As a wiki researcher, I'm afraid this is grossly incorrect. Wikipedia
is intended to factually document all verifiable knowledge, a lofty goal it once accomplished pretty well. That's what an encyclopedia is, after all. Courtesy
Princeton's Wordnet: "encyclopedia (n): a reference work containing articles on various topics dealing with
the entire range of human knowledge."
But don't take it from me. After all, I'm merely a researcher. Straight from
the horse's mouth: "We want Wikipedia to be around at least a hundred years from now, if it does not turn into something even more significant. Everything about Wikipedia is engineered towards that end.. We want you to imagine a world in which every single human being can freely share in
the sum of all knowledge."
Grey wrote:... and they want to keep the site relatively clean of nonsense crap...
Again, this is factually incorrect. Wikipedia is opinion-agnostic; ideally, subjective opinions of what constitutes "nonsense crap" have no bearing. No one editor (or cabal of editors) gets to decide what constitutes "nonsense crap," which is
good. Neither of us have probably heard of
Qubit Field Theory, but that makes it no less factually verifiable. Hence,
obscurity is not grounds for deletion. (See also the well-written essays
Overzealous deletion and
Arguments to avoid in deletion discussions.)
So. What
does have bearing?
Notability, one of the four pillars of Wikipedia policy. So. What's notability? Topics that have "received significant coverage in reliable sources that are independent of the subject." Clearly, ToME4 more than meets such simplistic criteria.

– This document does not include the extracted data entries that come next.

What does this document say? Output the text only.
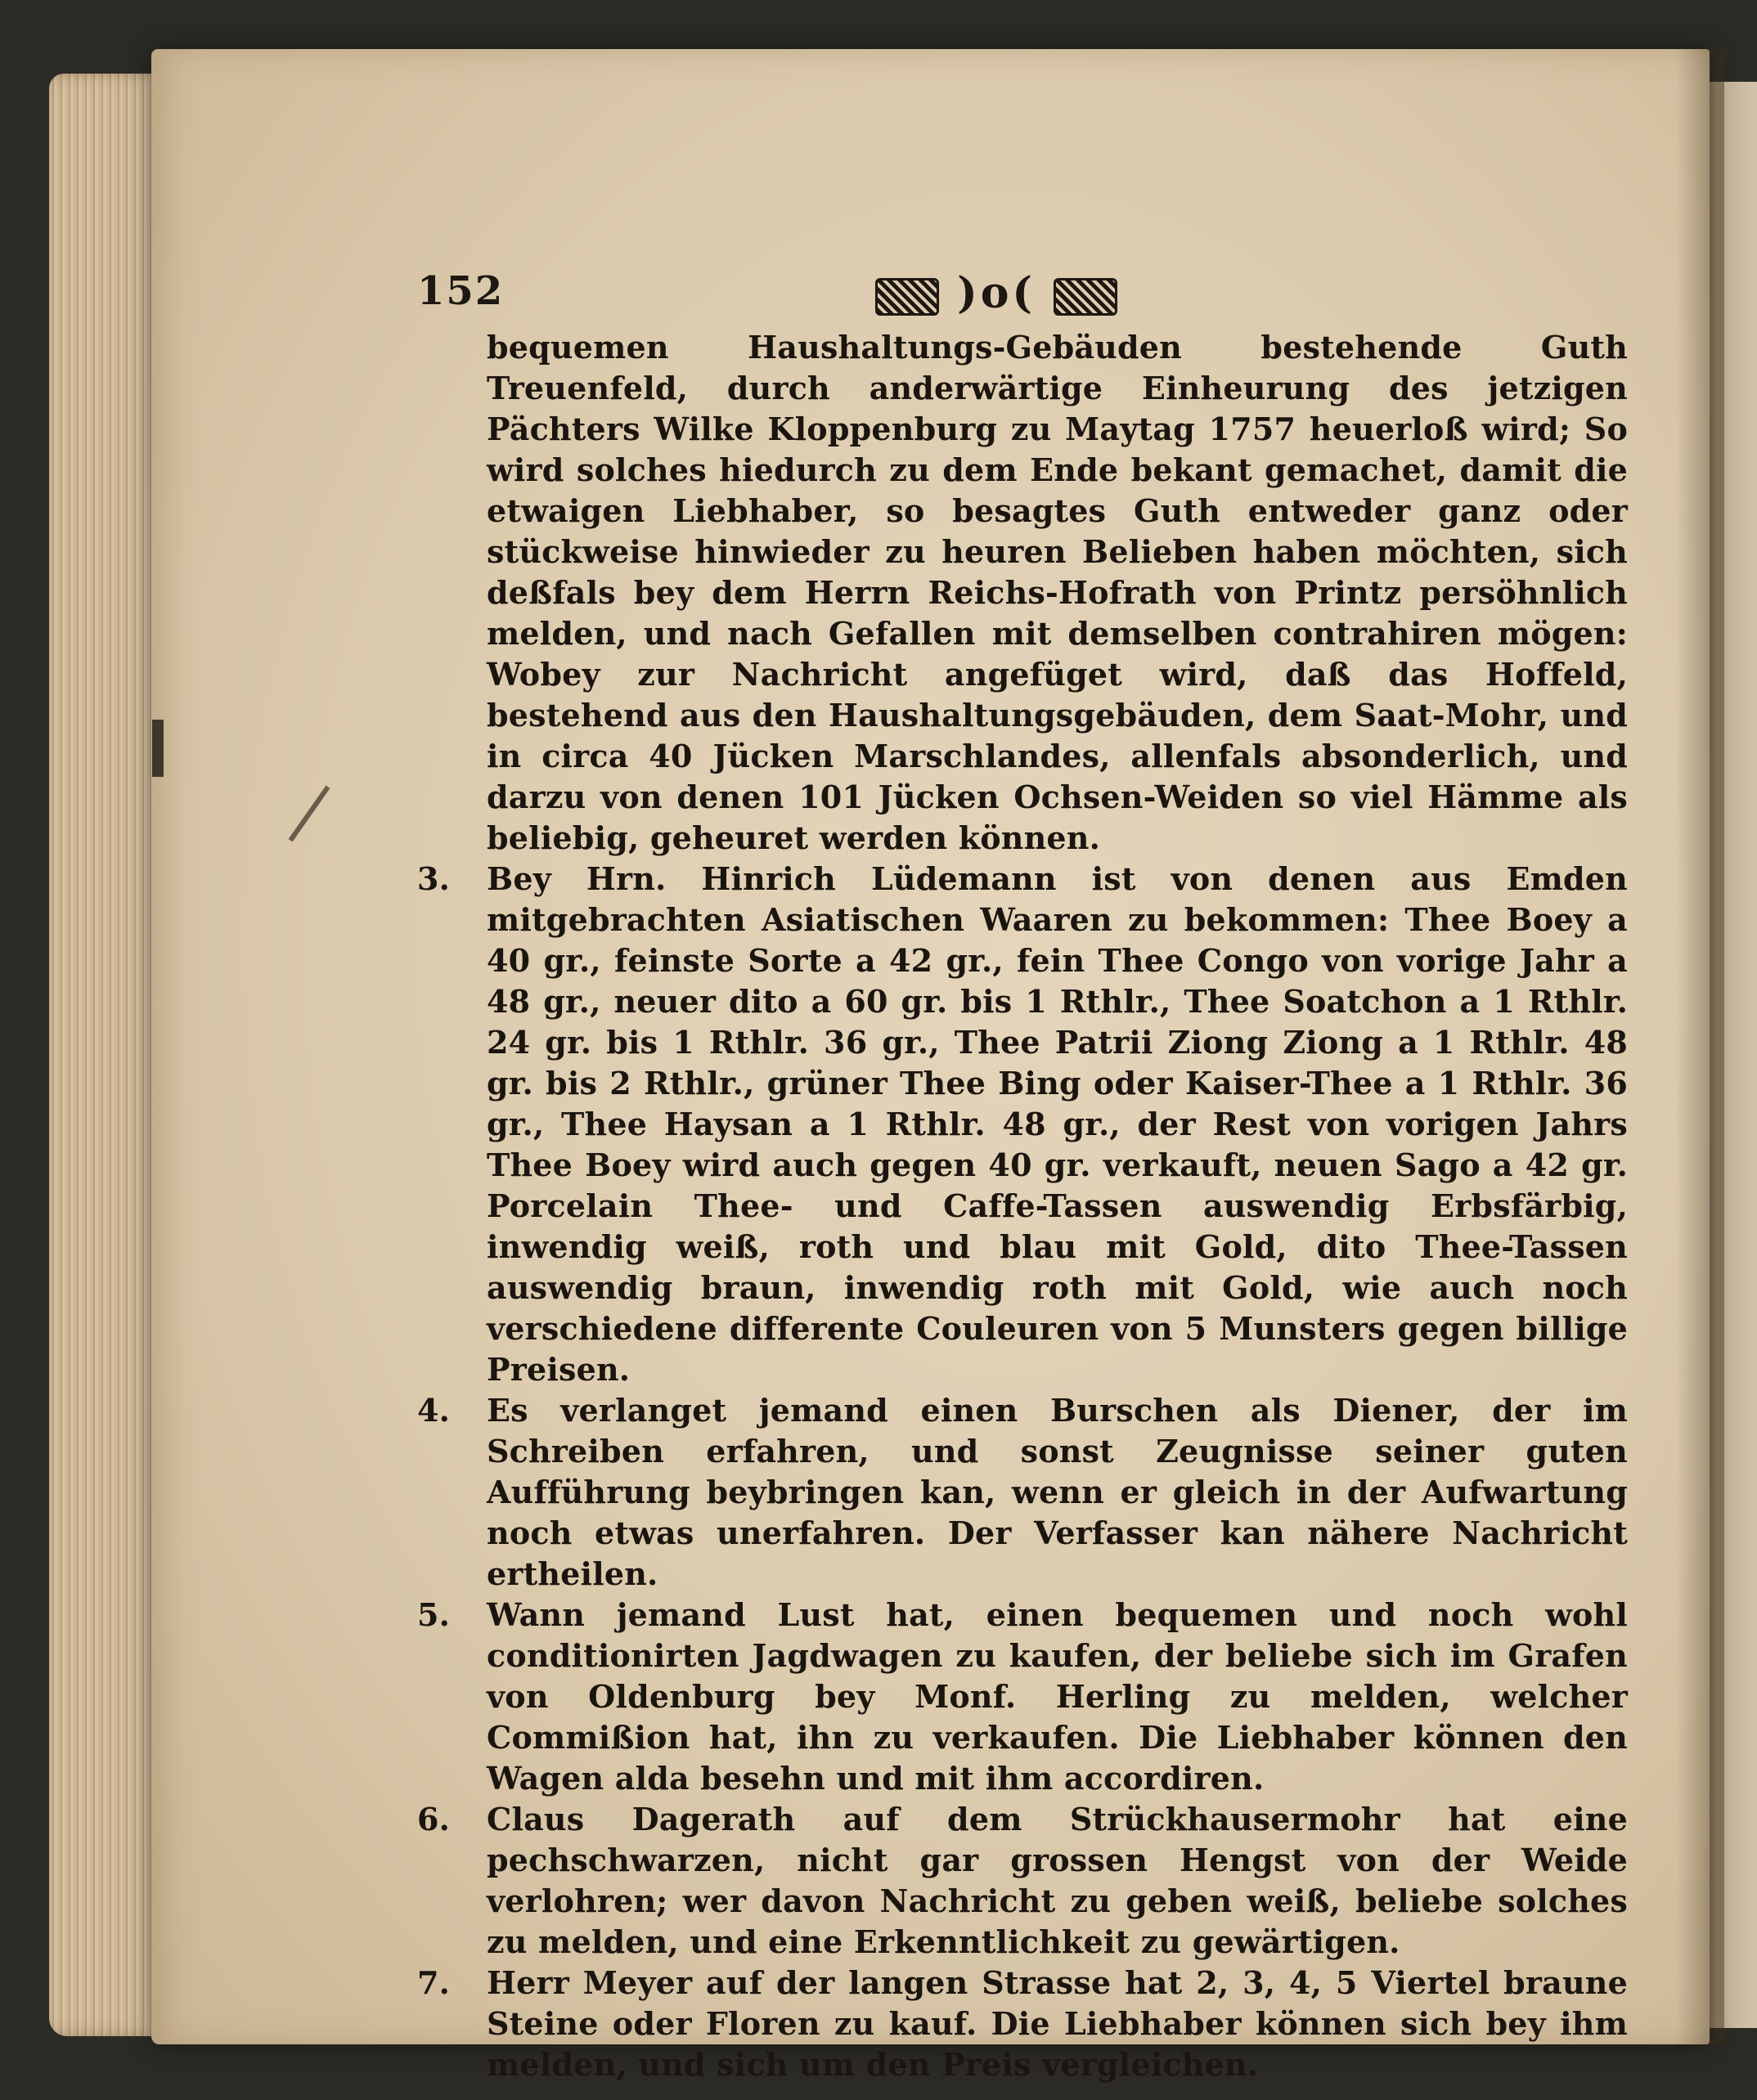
152	)o(

bequemen Haushaltungs-Gebäuden bestehende Guth Treuenfeld, durch anderwärtige Einheurung des jetzigen Pächters Wilke Kloppenburg zu Maytag 1757 heuerloß wird; So wird solches hiedurch zu dem Ende bekant gemachet, damit die etwaigen Liebhaber, so besagtes Guth entweder ganz oder stückweise hinwieder zu heuren Belieben haben möchten, sich deßfals bey dem Herrn Reichs-Hofrath von Printz persöhnlich melden, und nach Gefallen mit demselben contrahiren mögen: Wobey zur Nachricht angefüget wird, daß das Hoffeld, bestehend aus den Haushaltungsgebäuden, dem Saat-Mohr, und in circa 40 Jücken Marschlandes, allenfals absonderlich, und darzu von denen 101 Jücken Ochsen-Weiden so viel Hämme als beliebig, geheuret werden können.

3. Bey Hrn. Hinrich Lüdemann ist von denen aus Emden mitgebrachten Asiatischen Waaren zu bekommen: Thee Boey a 40 gr., feinste Sorte a 42 gr., fein Thee Congo von vorige Jahr a 48 gr., neuer dito a 60 gr. bis 1 Rthlr., Thee Soatchon a 1 Rthlr. 24 gr. bis 1 Rthlr. 36 gr., Thee Patrii Ziong Ziong a 1 Rthlr. 48 gr. bis 2 Rthlr., grüner Thee Bing oder Kaiser-Thee a 1 Rthlr. 36 gr., Thee Haysan a 1 Rthlr. 48 gr., der Rest von vorigen Jahrs Thee Boey wird auch gegen 40 gr. verkauft, neuen Sago a 42 gr. Porcelain Thee- und Caffe-Tassen auswendig Erbsfärbig, inwendig weiß, roth und blau mit Gold, dito Thee-Tassen auswendig braun, inwendig roth mit Gold, wie auch noch verschiedene differente Couleuren von 5 Munsters gegen billige Preisen.

4. Es verlanget jemand einen Burschen als Diener, der im Schreiben erfahren, und sonst Zeugnisse seiner guten Aufführung beybringen kan, wenn er gleich in der Aufwartung noch etwas unerfahren. Der Verfasser kan nähere Nachricht ertheilen.

5. Wann jemand Lust hat, einen bequemen und noch wohl conditionirten Jagdwagen zu kaufen, der beliebe sich im Grafen von Oldenburg bey Monf. Herling zu melden, welcher Commißion hat, ihn zu verkaufen. Die Liebhaber können den Wagen alda besehn und mit ihm accordiren.

6. Claus Dagerath auf dem Strückhausermohr hat eine pechschwarzen, nicht gar grossen Hengst von der Weide verlohren; wer davon Nachricht zu geben weiß, beliebe solches zu melden, und eine Erkenntlichkeit zu gewärtigen.

7. Herr Meyer auf der langen Strasse hat 2, 3, 4, 5 Viertel braune Steine oder Floren zu kauf. Die Liebhaber können sich bey ihm melden, und sich um den Preis vergleichen.
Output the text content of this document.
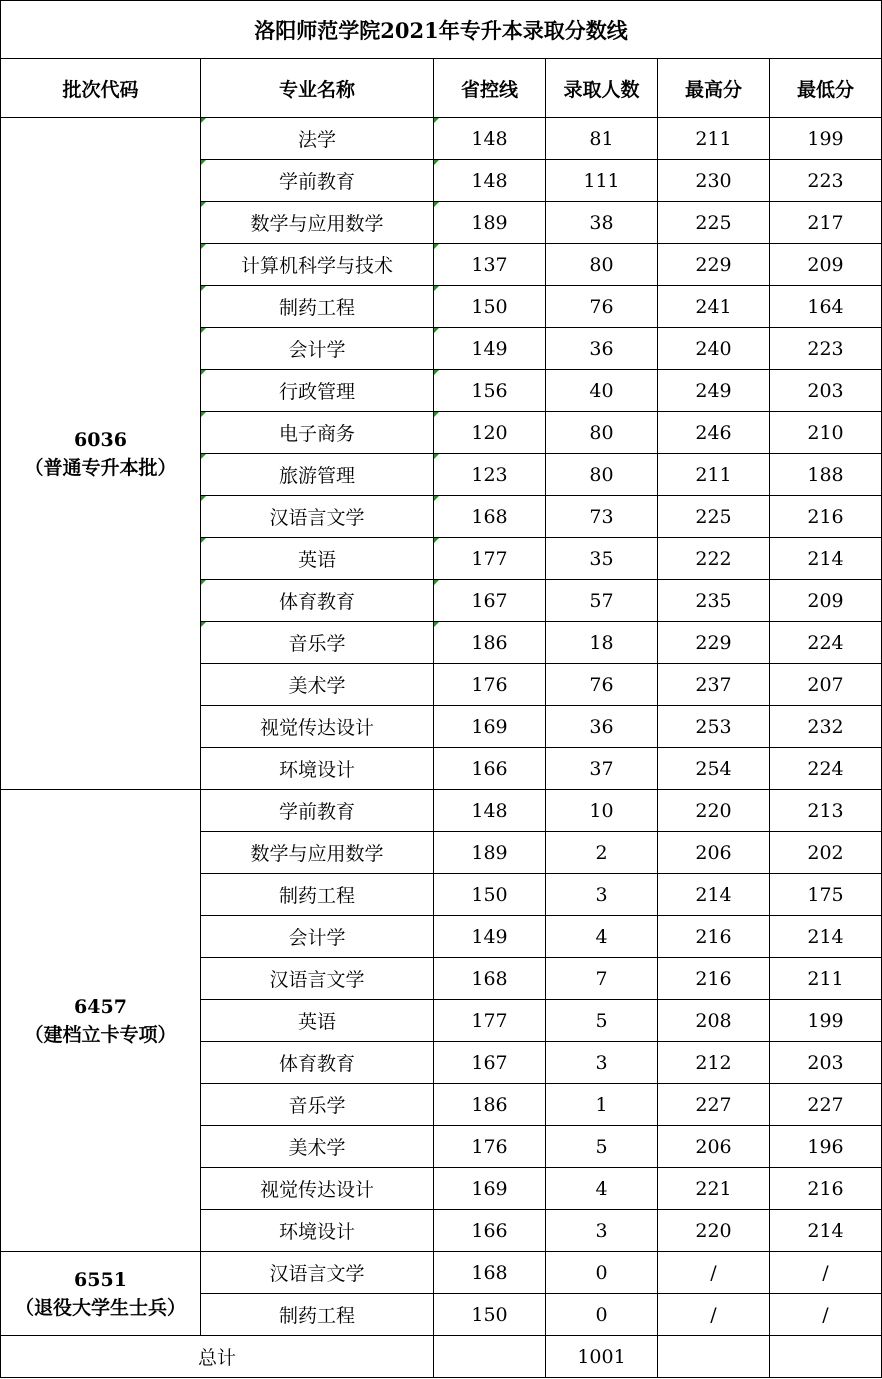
洛阳师范学院2021年专升本录取分数线					
批次代码	专业名称	省控线	录取人数	最高分	最低分

6036
（普通专升本批）	法学	148	81	211	199
	学前教育	148	111	230	223
	数学与应用数学	189	38	225	217
	计算机科学与技术	137	80	229	209
	制药工程	150	76	241	164
	会计学	149	36	240	223
	行政管理	156	40	249	203
	电子商务	120	80	246	210
	旅游管理	123	80	211	188
	汉语言文学	168	73	225	216
	英语	177	35	222	214
	体育教育	167	57	235	209
	音乐学	186	18	229	224
	美术学	176	76	237	207
	视觉传达设计	169	36	253	232
	环境设计	166	37	254	224

6457
（建档立卡专项）	学前教育	148	10	220	213
	数学与应用数学	189	2	206	202
	制药工程	150	3	214	175
	会计学	149	4	216	214
	汉语言文学	168	7	216	211
	英语	177	5	208	199
	体育教育	167	3	212	203
	音乐学	186	1	227	227
	美术学	176	5	206	196
	视觉传达设计	169	4	221	216
	环境设计	166	3	220	214

6551
（退役大学生士兵）	汉语言文学	168	0	/	/
	制药工程	150	0	/	/
总计			1001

Grey wrote:... which means coming down hard on some things that a few minor people consider very important.
Again, this is factually incorrect. I demonstrate why by way of a counter-example:
asteroids.
Asteroids are awesome, right? Yes, but consider this: for every asteroid discovered in our Solar System, Wikipedia contains a corresponding article. That's over 18,000 articles, most of which don't have proper article titles. Why? Because most asteroids are so insignificant that we haven't even assigned them names – just
unique alphanumeric identifiers.
Does
anyone believe asteroid
(9920) 1981 EZ10 to be "very important" or even "slightly kind-of maybe sort-of important"? No, probably not. That's why we haven't assigned it a name. But that doesn't matter. The asteroid's existence is factually verifiable via unbiased external sources and hence an appropriate topic for a Wikipedia article.
Grey wrote:ToME would never get an entry in the Encyclopedia Brittanica.
Yes. Because Encyclopedia Britannica was
demonstrably terrible. Deficiencies in one encyclopedia in no way justify similar deficiencies in other encyclopedias.
Grey wrote:There are many many better known games that don't have a Wikipedia entry.
Such as? Any verifiable knowledge Wikipedia currently lacks is a
bug, not a
feature, and should be fixed. Which is exactly what lukep, et al. are graciously doing. Praise be to them, for they venerate wisdom!